An LLP or Limited Liability Partnership is a business structure more preferred than a general partnership as it ensures limited liability of the partners. It was introduced in 2008 and is governed by The Limited Liability partnership Act, 2008.

The liability of each partner is limited to the capital he/she has contributed. It has all the features of ease and flexibility of a general partnership and provides an improvement in the form of limited liability.

An LLP Agreement must be executed between the partners detailing the name of the LLP, business to be conducted, names and details of each partner along with intimation of who are the designated partners, the profit and loss sharing ratio and retirement and induction process for partners etc.

An LLP must have at least two partners and there is no ceiling on the maximum. One of the partners of the business must be a resident of India.
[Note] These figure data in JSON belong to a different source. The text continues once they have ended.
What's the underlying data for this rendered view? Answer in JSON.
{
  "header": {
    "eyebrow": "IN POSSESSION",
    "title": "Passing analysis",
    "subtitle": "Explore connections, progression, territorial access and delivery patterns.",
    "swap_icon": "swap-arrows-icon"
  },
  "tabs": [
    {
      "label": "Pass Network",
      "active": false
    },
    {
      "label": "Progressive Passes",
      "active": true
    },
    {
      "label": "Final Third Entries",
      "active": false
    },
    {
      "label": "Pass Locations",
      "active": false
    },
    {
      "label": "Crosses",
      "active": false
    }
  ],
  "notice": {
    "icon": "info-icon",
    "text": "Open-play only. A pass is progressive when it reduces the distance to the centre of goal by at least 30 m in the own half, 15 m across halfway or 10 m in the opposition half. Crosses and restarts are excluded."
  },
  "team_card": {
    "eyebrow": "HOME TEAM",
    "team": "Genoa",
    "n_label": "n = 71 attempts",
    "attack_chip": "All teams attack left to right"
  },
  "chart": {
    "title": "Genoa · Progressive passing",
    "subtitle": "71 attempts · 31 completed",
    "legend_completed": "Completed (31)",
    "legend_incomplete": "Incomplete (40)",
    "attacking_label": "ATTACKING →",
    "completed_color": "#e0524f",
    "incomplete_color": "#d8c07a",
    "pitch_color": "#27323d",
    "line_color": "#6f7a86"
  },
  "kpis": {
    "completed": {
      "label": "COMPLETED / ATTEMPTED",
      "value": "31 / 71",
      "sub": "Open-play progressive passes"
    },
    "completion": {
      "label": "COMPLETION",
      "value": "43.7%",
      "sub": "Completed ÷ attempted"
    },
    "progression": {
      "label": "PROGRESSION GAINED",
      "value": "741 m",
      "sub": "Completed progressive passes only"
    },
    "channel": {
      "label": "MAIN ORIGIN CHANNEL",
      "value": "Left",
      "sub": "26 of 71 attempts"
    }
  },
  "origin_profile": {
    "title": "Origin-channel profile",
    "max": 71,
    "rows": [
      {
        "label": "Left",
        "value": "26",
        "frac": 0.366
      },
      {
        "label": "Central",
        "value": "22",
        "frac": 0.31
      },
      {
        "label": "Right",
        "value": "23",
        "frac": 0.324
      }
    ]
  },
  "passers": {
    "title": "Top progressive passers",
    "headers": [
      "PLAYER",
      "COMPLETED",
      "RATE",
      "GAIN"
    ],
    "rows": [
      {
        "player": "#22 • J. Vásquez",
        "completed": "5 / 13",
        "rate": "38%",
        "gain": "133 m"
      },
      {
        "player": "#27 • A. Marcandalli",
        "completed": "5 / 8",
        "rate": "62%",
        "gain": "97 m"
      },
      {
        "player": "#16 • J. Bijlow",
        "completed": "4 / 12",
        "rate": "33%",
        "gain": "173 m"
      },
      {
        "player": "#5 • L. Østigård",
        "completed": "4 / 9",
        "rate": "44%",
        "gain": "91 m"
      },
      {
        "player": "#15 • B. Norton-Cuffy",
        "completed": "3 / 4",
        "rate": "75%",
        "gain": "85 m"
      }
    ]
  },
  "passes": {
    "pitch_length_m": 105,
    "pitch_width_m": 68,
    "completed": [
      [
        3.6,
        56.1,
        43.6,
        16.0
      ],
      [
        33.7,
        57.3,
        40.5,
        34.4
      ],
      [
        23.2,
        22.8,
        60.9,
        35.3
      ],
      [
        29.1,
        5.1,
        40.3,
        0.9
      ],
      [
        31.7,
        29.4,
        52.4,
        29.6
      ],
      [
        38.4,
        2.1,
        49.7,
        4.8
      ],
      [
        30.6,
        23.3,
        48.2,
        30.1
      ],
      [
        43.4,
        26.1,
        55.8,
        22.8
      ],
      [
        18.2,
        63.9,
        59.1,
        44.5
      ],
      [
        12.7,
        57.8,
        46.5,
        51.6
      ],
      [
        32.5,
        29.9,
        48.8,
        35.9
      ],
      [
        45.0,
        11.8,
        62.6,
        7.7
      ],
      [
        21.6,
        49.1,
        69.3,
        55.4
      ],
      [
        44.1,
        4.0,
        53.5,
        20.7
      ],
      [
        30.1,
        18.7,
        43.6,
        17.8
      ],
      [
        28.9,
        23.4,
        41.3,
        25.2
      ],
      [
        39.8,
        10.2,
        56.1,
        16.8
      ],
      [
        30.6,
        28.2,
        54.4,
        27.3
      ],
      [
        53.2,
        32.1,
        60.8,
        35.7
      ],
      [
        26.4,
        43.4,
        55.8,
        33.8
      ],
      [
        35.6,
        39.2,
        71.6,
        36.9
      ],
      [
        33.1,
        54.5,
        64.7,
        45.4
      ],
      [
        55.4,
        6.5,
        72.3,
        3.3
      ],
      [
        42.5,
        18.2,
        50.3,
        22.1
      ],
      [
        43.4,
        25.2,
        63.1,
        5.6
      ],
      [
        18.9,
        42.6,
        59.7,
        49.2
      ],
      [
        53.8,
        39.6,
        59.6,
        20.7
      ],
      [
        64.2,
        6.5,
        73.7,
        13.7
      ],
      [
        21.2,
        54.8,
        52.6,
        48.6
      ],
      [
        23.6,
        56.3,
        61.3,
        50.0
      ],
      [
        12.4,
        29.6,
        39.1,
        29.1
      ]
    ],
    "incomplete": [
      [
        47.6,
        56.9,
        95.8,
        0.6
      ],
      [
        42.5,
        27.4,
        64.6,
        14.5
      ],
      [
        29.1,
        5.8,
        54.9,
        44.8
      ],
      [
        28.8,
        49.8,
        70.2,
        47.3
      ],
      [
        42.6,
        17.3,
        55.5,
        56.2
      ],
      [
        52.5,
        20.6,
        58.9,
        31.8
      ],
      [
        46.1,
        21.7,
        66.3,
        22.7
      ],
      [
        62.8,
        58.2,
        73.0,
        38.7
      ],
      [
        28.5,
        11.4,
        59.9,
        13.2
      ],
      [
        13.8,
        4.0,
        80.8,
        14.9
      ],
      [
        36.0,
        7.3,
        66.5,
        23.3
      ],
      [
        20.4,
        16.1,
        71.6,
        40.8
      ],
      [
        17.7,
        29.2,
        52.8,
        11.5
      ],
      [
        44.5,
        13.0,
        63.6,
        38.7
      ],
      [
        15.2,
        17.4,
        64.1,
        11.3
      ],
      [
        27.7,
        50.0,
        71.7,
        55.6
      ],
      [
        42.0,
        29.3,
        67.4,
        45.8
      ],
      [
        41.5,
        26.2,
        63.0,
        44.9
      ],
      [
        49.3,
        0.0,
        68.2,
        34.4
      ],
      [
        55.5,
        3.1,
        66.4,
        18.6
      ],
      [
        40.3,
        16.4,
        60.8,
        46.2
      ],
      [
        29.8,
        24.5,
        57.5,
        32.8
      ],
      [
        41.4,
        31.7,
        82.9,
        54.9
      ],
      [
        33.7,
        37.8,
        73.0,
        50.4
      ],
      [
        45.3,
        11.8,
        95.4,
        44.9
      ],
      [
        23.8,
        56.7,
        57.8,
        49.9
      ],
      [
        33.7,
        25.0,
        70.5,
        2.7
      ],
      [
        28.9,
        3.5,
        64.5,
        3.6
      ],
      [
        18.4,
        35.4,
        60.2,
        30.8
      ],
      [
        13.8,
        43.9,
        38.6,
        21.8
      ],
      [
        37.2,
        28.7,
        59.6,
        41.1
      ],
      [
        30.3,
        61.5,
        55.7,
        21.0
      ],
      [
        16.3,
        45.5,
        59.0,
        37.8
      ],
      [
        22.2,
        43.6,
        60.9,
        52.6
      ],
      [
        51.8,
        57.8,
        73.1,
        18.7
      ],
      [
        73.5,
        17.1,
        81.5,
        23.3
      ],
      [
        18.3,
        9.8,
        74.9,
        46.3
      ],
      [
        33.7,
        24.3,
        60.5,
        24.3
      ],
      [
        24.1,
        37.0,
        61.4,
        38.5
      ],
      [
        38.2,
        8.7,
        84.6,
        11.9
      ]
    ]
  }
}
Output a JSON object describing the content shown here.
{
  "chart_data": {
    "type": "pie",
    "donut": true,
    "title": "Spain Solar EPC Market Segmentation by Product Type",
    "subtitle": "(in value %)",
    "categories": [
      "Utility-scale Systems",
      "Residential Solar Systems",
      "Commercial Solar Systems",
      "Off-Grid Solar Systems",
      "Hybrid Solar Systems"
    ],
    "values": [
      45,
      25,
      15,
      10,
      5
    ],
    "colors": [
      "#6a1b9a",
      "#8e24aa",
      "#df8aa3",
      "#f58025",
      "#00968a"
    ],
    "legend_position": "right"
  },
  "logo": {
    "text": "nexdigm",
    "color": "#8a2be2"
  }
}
There is no minimum capital required as against the case of Rs.1 lakh required in private limited company and Rs.5 lakhs in case of a public limited company.

In an LLP, “Designated partners” will be selected and as such they will be responsible for the day to day management of the LLP and will be key in monitoring the business and filing annual returns and compliances with various government authorities.

  • Limited Liability secures the personal assets of partners.
  • An LLP is a separate legal entity with right to sue and be sued and own properties in its own name.
  • Limited compliance requirement in comparison with a Private Limited company.
  • Simple and hassle free to set up as well as wind up.
  • No need for compulsory audit unless contributions of LLP exceeds Rs.25 lakhs or the annual turnover of LLP exceeds Rs.40 lakhs.
  • The distribution of dividends or partners does not attract the same higher rate of tax as that of a company.
  • Inability to attract VC funding as the VC’s will have to become partners if they intend to fund the business as all shareholders in an LLP must be partners.
  • Higher penalties for non-compliance- If there is any failure to complete the compliances i.e. File income tax returns, MCA annual return in the Form 8 (Statement of Account and Solvency) and Form 11 (Annual Return) then severe penalty even up to the tune of Rs.5 Lakhs may be levied in a year.
Procedure for LLP registration

An LLP registration process is very similar to that of incorporating a private limited company but with minor differences. The first step is to apply for DSC (Digital Signature Certificate) for designated partners for the purpose of signing the electronic documents while registering online. It is advisable to get a Class 2 or 3 DSC.

The second step is to apply for DIN (Director Identification Number) for the designated partners in Form DIR-3. After that eForm 1 is applied for reservation of name of LLP with the MCA (Ministry of Corporate Affairs). It is advised that you make a preliminary check for availability of the desired name at the dedicated search link on the MCA portal.

The third step is the incorporation of the LLP by submitting eForm 2 with requisite fees. The final step post incorporation is filing the LLP agreement within 30 days from date of incorporation.

Apply for PAN/TAN with the NSDL (National Securities Depository Limited) and with that open bank accounts in your business name and operate your business.